The heterogeneity in the cycling kinetics and timing of cells in culture typically obligates artificial synchronization of the cells in culture to permit meaningful results to be obtained using the existing bulk assays; and yet this cell cycle synchronization, when induced by inhibitors of DNA polymerase, is associated with growth imbalance and unscheduled expression of cyclins. Gong et al., Cell Growth Differ. 6:1485–1493 (1995). There thus exists a need for methods that permit the phosphorylation status of pRB to be measured in individual cells without exogenous intervention in the cell cycle.
Methods permitting the phosphorylation status of pRB to be measured in individual cells would prove useful additionally in identifying and characterizing antiproliferative agents that act by halting progression through the cell cycle.
ONCONASE®, initially named protein P30, is a basic protein of 12,000 MW isolated from oocytes or early embryos of Rana pipiens. ONCONASE® shows antiproliferative activity in vitro, suppressing proliferation of tumor cell lines of various lineages, including those of hematological origin. ONCONASE® has also been shown to inhibit growth of certain tumors in vivo in mice.
Although ONCONASE® is currently in clinical trials for treatment of patients with advanced pancreatic adenocarcinoma and malignant mesothelioma, the mechanism of its antitumor activity is still poorly understood. The protein is known to have both cytostatic and cytotoxic effects, the former manifesting as an increase in the proportion of cells in G1 phase of the cell cycle; but the mechanism by which the drug effects such cell cycle arrest is unknown. It would be advantageous to have an assay that would permit such a drug's effects on the cell cycle, and in particular, its effect, if any, on pRB phosphorylation, readily to be assayed on a single-cell basis.
Reliable measures of pRB phosphorylation status in individual cells would permit pRB to serve as a marker for distinguishing quiescent from cycling cells.

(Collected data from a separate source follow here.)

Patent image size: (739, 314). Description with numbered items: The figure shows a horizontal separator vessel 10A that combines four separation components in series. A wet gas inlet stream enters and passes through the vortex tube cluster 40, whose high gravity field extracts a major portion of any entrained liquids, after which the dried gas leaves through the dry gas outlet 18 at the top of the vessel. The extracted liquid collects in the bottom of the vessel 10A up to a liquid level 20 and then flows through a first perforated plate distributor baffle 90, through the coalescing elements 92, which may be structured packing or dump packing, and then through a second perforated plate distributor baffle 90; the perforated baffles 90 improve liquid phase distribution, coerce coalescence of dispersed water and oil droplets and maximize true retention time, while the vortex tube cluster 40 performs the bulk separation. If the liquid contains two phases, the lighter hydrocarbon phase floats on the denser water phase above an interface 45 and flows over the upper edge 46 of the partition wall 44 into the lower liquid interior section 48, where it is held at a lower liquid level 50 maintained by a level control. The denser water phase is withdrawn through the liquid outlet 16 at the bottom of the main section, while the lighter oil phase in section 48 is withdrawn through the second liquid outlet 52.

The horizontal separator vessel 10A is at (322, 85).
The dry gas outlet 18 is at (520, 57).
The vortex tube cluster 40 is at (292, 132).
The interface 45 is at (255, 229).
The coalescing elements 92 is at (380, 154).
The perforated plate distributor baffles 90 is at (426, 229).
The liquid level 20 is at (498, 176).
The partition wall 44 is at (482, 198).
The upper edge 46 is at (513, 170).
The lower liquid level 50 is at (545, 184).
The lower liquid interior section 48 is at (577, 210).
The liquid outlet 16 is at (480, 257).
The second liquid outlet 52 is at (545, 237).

Although certain cell features, such as cellular RNA content, nucleolar mass, chromatin structure (degree of chromatin condensation), expression of the Ki-67 antigen, or expression other proliferation-associated proteins have been proposed as markers distinguishing cycling from noncycling cells, there is as yet no generally accepted, easily measurable marker which discriminates G0 from G1 cells. There thus exists a need in the art for a marker that reliably discriminates quiescent cells from cycling cells.
Recently, two mAbs recognizing human pRB have been described, one of which specifically detects the underphosphorylated form of this protein (pRBPP−), the other of which reacts with total pRB, regardless of phosphorylation state (pRBT). Dunaief et al., Cell 79:119–130 (1994); Wang et al., Oncogene 8:279–288 (1993); Terada et al., J. Immunol. 147:698–704 (1991); Zarkowska et al., Oncogene 14:249–266 (1997). These antibodies have been used to study several aspects of pRB metabolism in bulk culture. There exists a need to adapt these antibodies to methods permitting detection of pRB phosphorylation states in intact cells on a single-cell basis.